Vetoing a bill that protects life-saving access to affordable housing for 30,000 of our most vulnerable citizens is morally reprehensible and fiscally irresponsible. The bill, which protects renters living with HIV/AIDS by limiting the percentage of household income payable to shelter costs to 30 percent, would pay for itself by reducing evictions, homelessness, and health costs.
Some things shouldn't have a price tag. Denying those suffering from HIV/AIDS rental assistance will force those affected out of their homes and into our City’s shelters and hospitals costing taxpayers millions.
The Democratic Majority calls on the Republican Minority – who voted unanimously for this measure – to join us in overriding this irresponsible error in judgment.
During the 2009-10 legislative session, the Senate twice passed the HIV Rent Cap, sponsored by Senator Tom Duane, once unanimously and once by a vote of 52-1.
The benefit applies to those who live in emergency shelter facilities or reside in housing which receives financial assistance.
Currently, the rental assistance program administered by New York City’s HIV/AIDS Services Administration (HASA) is the only program which does not cap the tenant’s rent share at 30-percent of income.

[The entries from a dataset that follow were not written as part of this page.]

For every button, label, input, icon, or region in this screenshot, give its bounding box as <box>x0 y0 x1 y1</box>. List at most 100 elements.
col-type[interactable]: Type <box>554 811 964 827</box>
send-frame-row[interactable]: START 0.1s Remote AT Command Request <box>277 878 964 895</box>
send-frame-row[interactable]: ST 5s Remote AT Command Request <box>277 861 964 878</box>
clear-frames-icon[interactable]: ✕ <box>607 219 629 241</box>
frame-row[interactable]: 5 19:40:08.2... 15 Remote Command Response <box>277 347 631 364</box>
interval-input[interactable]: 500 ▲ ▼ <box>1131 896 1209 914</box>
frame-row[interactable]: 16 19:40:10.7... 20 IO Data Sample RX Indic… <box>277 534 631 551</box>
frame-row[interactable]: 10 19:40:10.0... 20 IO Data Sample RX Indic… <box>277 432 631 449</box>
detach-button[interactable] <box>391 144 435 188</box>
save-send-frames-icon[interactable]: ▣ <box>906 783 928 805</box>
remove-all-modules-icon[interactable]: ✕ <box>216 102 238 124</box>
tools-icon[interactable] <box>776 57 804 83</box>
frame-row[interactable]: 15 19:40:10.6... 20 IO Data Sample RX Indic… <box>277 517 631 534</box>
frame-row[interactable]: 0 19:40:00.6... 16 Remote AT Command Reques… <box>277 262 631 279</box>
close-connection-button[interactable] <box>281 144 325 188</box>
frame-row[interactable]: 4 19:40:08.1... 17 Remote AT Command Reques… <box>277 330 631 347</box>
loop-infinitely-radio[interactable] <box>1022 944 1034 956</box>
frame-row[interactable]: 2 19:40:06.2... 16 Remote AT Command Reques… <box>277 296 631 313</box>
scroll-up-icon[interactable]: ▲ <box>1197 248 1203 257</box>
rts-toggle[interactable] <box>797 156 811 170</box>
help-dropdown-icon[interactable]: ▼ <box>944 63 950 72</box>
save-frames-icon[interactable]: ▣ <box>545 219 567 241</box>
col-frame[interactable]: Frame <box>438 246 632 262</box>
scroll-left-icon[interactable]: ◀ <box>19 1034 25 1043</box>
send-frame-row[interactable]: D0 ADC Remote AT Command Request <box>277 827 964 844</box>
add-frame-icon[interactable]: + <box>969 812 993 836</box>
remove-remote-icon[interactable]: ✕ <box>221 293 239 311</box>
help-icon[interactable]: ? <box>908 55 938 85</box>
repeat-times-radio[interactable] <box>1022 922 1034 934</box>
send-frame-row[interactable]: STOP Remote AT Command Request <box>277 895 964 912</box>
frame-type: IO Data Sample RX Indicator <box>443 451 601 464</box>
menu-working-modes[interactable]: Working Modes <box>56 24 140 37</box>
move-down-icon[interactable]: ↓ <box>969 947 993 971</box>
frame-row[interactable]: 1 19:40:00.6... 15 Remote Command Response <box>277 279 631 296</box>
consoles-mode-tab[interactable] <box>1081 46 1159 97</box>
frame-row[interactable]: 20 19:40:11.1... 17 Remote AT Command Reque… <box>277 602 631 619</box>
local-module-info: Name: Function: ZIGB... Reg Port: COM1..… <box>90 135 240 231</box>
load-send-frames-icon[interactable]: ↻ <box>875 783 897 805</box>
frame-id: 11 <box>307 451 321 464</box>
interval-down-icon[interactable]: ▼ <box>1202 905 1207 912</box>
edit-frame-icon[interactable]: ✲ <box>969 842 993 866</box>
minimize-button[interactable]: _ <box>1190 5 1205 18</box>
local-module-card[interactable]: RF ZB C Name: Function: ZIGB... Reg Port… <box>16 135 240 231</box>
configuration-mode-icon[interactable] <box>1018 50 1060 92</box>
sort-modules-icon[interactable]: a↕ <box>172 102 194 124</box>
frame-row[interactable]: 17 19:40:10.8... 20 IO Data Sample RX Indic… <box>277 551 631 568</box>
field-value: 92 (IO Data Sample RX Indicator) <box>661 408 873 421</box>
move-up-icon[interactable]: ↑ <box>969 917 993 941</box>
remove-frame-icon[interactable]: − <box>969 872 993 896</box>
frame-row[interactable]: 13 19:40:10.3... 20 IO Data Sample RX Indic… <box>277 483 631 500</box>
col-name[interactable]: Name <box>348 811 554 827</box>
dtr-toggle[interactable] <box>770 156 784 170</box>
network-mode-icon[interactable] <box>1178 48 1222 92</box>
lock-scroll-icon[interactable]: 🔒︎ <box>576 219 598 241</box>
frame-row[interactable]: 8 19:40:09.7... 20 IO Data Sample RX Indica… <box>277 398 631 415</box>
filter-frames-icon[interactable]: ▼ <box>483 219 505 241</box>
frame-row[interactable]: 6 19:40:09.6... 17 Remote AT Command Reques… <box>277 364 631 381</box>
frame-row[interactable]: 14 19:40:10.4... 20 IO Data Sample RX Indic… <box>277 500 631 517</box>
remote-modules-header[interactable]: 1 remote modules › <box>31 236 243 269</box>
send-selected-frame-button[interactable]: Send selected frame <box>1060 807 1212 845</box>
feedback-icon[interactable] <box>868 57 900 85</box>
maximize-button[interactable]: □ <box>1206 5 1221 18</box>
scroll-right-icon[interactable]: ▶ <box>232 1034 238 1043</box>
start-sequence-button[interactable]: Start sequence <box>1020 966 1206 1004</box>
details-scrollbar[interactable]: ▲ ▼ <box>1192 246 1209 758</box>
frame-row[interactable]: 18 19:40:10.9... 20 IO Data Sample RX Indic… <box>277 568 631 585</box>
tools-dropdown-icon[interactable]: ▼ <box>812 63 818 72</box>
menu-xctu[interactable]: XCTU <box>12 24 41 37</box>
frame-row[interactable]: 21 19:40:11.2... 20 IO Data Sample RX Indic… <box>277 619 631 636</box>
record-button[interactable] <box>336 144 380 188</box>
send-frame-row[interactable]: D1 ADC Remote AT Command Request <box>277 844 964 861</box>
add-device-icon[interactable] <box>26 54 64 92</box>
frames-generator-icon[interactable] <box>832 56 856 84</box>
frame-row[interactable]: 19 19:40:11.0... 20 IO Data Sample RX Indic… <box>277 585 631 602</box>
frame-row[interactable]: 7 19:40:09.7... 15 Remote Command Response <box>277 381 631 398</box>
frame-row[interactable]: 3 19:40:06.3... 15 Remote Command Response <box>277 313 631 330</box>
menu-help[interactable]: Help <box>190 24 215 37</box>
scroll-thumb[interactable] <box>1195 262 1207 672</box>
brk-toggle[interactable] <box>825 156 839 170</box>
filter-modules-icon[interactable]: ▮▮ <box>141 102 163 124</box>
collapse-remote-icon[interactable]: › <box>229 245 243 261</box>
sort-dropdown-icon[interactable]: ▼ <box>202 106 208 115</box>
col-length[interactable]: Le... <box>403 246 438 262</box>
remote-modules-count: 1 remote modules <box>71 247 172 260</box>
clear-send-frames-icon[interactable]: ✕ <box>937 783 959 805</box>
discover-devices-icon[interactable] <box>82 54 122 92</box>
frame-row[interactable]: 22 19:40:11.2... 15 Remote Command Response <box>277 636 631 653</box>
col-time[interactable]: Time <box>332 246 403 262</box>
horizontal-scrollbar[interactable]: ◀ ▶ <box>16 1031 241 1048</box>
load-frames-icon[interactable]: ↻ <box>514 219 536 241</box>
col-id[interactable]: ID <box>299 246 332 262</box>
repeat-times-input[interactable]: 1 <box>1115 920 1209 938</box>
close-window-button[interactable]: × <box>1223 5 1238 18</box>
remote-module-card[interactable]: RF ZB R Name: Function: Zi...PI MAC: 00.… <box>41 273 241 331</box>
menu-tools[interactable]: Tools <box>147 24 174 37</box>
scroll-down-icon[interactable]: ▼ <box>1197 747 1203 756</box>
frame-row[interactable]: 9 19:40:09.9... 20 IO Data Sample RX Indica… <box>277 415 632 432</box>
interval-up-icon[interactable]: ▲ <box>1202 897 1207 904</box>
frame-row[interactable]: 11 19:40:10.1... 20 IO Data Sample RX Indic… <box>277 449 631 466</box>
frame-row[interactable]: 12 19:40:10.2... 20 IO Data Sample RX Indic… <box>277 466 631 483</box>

Thus, HASA clients who receive shelter assistance and have other forms of income (such as SSI, SSDI, veteran’s benefits or work) pay all but $344 for basic housing – leaving them just $11 per day to purchase nutritious food, pay utilities, or access basic hygiene needs such as toothpaste.
Because of the state of the economy forcing formerly stabilized tenants into eviction, placements for low-income people with AIDS in emergency shelters are up 26-percent since May 2007.